A common goal, hard work and open competition means South Koreans’ lives are completely separated from the hunger and fear of their northern neighbours.

North Korea relies on the donation of international food aid after experiencing a famine in the 1990s and while data is limited, its economy is regarded as one of the poorest outside Africa.

South Koreans are estimated to be about 30-times richer than their neighbours. And then there’s freedom of expression, representative democracy, freedom to travel and the choice of your own clothes. All basic human rights denied to North Koreans.

Armstrong discovered the wonderful frivolity this wealth has brought.

The 52-year-old tried his hand as a K-Pop star, wearing a see-through top, gold trousers and some serious make-up.

Most countries have manufactured pop-groups, but K-Pop takes it to a new level, with some of the wannabe stars in a training programme for years.

He meets one of the up and coming groups, Stay-C. One of the members started as a “K-pop trainee” at 13 before she “debuted” at 20.

It’s kitsch and plastic but is worth £5 billion a year.

The capital, Seoul is one of the most vibrant cities in the world, with a population of 26 million and a worldwide hit about its most fashionable district, Gangnam.

Besides their innovative companies and nuclear threatening neighbour, there are other interesting things about this country, which also suffered under Japanese rule.

South Korea men are among the biggest users of make-up and plastic surgery is even more commonplace than in California.

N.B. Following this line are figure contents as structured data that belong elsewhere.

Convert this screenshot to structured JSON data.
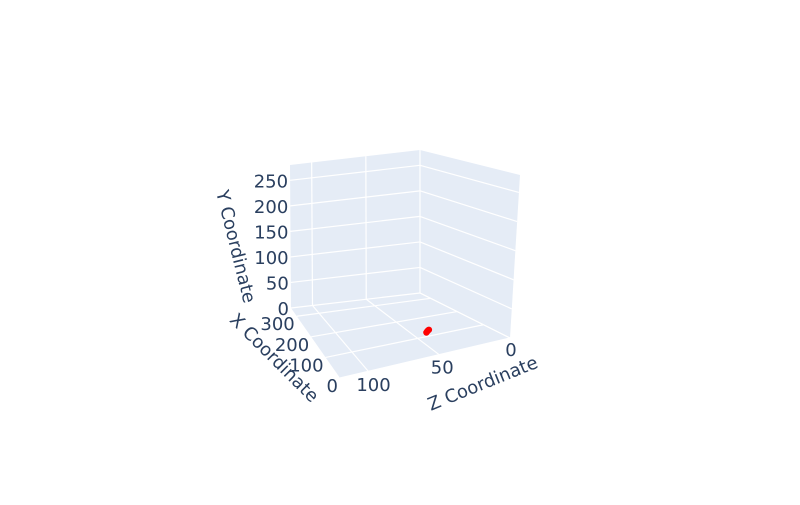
{
  "chart_data": {
    "type": "scatter3d",
    "title": "",
    "x_axis": {
      "label": "X Coordinate",
      "ticks": [
        0,
        100,
        200,
        300
      ]
    },
    "y_axis": {
      "label": "Y Coordinate",
      "ticks": [
        0,
        50,
        100,
        150,
        200,
        250
      ]
    },
    "z_axis": {
      "label": "Z Coordinate",
      "ticks": [
        0,
        50,
        100
      ]
    },
    "series": [
      {
        "marker_color": "#ff0000",
        "points": [
          {
            "x": 120,
            "y": 0,
            "z": 80
          },
          {
            "x": 122,
            "y": 1,
            "z": 81
          },
          {
            "x": 124,
            "y": 2,
            "z": 82
          },
          {
            "x": 126,
            "y": 2,
            "z": 83
          }
        ]
      }
    ],
    "grid": true,
    "scene_background": "#e5ecf6",
    "grid_color": "#ffffff"
  }
}
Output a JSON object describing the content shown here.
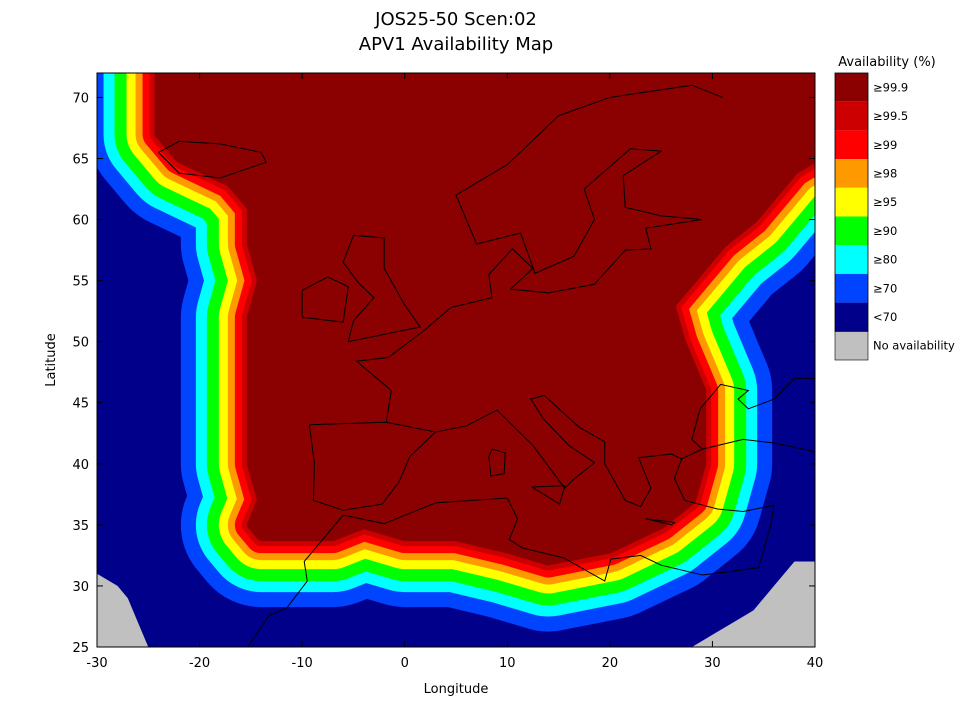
{
  "chart_data": {
    "type": "heatmap",
    "title": "JOS25-50 Scen:02",
    "subtitle": "APV1 Availability Map",
    "xlabel": "Longitude",
    "ylabel": "Latitude",
    "xlim": [
      -30,
      40
    ],
    "ylim": [
      25,
      72
    ],
    "xticks": [
      -30,
      -20,
      -10,
      0,
      10,
      20,
      30,
      40
    ],
    "yticks": [
      25,
      30,
      35,
      40,
      45,
      50,
      55,
      60,
      65,
      70
    ],
    "legend": {
      "title": "Availability (%)",
      "position": "right",
      "entries": [
        {
          "label": "≥99.9",
          "color": "#8b0000"
        },
        {
          "label": "≥99.5",
          "color": "#cc0000"
        },
        {
          "label": "≥99",
          "color": "#ff0000"
        },
        {
          "label": "≥98",
          "color": "#ff9900"
        },
        {
          "label": "≥95",
          "color": "#ffff00"
        },
        {
          "label": "≥90",
          "color": "#00ff00"
        },
        {
          "label": "≥80",
          "color": "#00ffff"
        },
        {
          "label": "≥70",
          "color": "#0044ff"
        },
        {
          "label": "<70",
          "color": "#00008b"
        },
        {
          "label": "No availability",
          "color": "#c0c0c0"
        }
      ]
    },
    "coverage_region_lonlat": [
      [
        -24,
        72
      ],
      [
        -24,
        67
      ],
      [
        -22,
        65
      ],
      [
        -17,
        63
      ],
      [
        -15,
        61
      ],
      [
        -15,
        58
      ],
      [
        -14,
        55
      ],
      [
        -15,
        52
      ],
      [
        -15,
        45
      ],
      [
        -15,
        40
      ],
      [
        -14,
        37
      ],
      [
        -15,
        35
      ],
      [
        -14,
        34
      ],
      [
        -7,
        34
      ],
      [
        -4,
        35
      ],
      [
        0,
        34
      ],
      [
        5,
        34
      ],
      [
        10,
        33
      ],
      [
        14,
        32
      ],
      [
        20,
        33
      ],
      [
        25,
        35
      ],
      [
        28,
        37
      ],
      [
        29,
        40
      ],
      [
        29,
        46
      ],
      [
        27,
        50
      ],
      [
        26,
        53
      ],
      [
        28,
        55
      ],
      [
        31,
        58
      ],
      [
        34,
        60
      ],
      [
        36,
        62
      ],
      [
        38,
        64
      ],
      [
        40,
        65
      ],
      [
        40,
        72
      ]
    ],
    "no_availability_lonlat": [
      [
        [
          -30,
          25
        ],
        [
          -30,
          31
        ],
        [
          -28,
          30
        ],
        [
          -27,
          29
        ],
        [
          -26,
          27
        ],
        [
          -25,
          25
        ]
      ],
      [
        [
          40,
          25
        ],
        [
          40,
          32
        ],
        [
          38,
          32
        ],
        [
          36,
          30
        ],
        [
          34,
          28
        ],
        [
          32,
          27
        ],
        [
          30,
          26
        ],
        [
          28,
          25
        ]
      ]
    ]
  }
}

Armstrong does many of things common to television travel - sampling the food, the drink, the outdoors and meeting the locals, including a defector from the north.

Although it’s not the presenter's first travel show (he trekked across the Arctic for ITV in 2015), he certainly has a future in this genre.

He’s funny (comedy is his first love), interested in the world and a comforting companion.

So, we’ll leave the last word on this amazing country to him: “It’s a global powerhouse and an economic miracle, yet it’s smaller than England and at only 70 years old, younger than David Hasselhoff.”

The final episode is on Channel 5 on Tuesday.